脳実質内の微小出血はCAA(cerebral amyloid angiopathy)や高血圧性に認める場合が有名ですが、低酸素血症にさらされた重症患者に多発微小出血を認める場合がありこれを”Critical illness-associated cerebral microbleeds”と表現します(全てはStroke. 2017;48:1085-1087から参照させていただきました)。COVID19関連の勉強をしていたときにこの概念に遭遇し、全く知らなかったのでまとめさせていただきました。
ここでは12例の”Critical illness-associated cerebral microbleeds”を挙げており、全例に呼吸不全があり11/12例は人工呼吸管理、3/12例はECMOを装着し管理されています(DAIをきたすような頭部外傷歴は全例でありません)。以下に典型的なMRI画像を掲載します。
分布は白質のjuxtacortical lesion・脳梁に全体的に微小出血を認め、深部白質、脳室周囲白質、それから灰白質には認めていません。CAA(アミロイドアンギオパチー)では後頭葉優位の分布となり、高血圧性では視床・基底核など深部灰白質主体の分布となるのに比べて対照的です。高山病での頭部MRI所見では似た微小出血の分布を示すことから、本症例も低酸素によりBBBへ力学的もしくは化学的影響が生じ、赤血球のextravasationを引き起こしたのではないか?という病態が考察されています。
(参考:下図は高山病のMRI所見 Teaching NeuroImages: “Typical neuroimaging features in
high-altitude cerebral edema” DOI: 10.1212/WNL.0000000000004544より引用)

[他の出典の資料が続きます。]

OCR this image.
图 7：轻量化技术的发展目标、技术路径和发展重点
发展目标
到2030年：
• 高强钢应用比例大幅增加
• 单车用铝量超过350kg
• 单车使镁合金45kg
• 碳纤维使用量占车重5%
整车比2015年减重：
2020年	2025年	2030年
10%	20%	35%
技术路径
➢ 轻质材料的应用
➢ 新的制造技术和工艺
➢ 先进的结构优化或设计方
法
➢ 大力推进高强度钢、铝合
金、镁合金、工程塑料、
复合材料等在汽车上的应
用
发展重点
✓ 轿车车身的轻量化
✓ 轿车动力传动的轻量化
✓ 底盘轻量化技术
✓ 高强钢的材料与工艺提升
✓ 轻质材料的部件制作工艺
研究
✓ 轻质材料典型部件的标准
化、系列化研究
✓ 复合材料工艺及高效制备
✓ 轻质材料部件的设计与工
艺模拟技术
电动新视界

その他関与している可能性がある病態としてはDICが挙げられています。fat embolismでは通常DWI高信号となりますが、今回の症例ではそういった所見は認めていないためfat embolismは否定的とされています。
この所見がどのような臨床上の影響を持つか?に関してはまだわかっていませんが、他の研究でcerebral microbleedsは独立して認知機能障害と相関していることが指摘されているので今後検討が望まれます。
確かにこのような概念を知らないと「あれ?なんか微小出血が沢山あるけど分布が変だな・・・」という感じで終わってしまうかもしれないので、まだ若い概念ですが「白質の多発微小出血の鑑別」として知っておくべきと思いました。最近COVID19の症例で同様の報告がありました(DOI: https://doi.org/10.1212/WNL.0000000000010537)ので、元文献として本論文を読ませていただきました。
患者背景のまとめ:この論文で紹介している12例だけでなく、既報例のなかにも”critical illness associated cerebral microbleeds”に該当するものがあるとして紹介しています。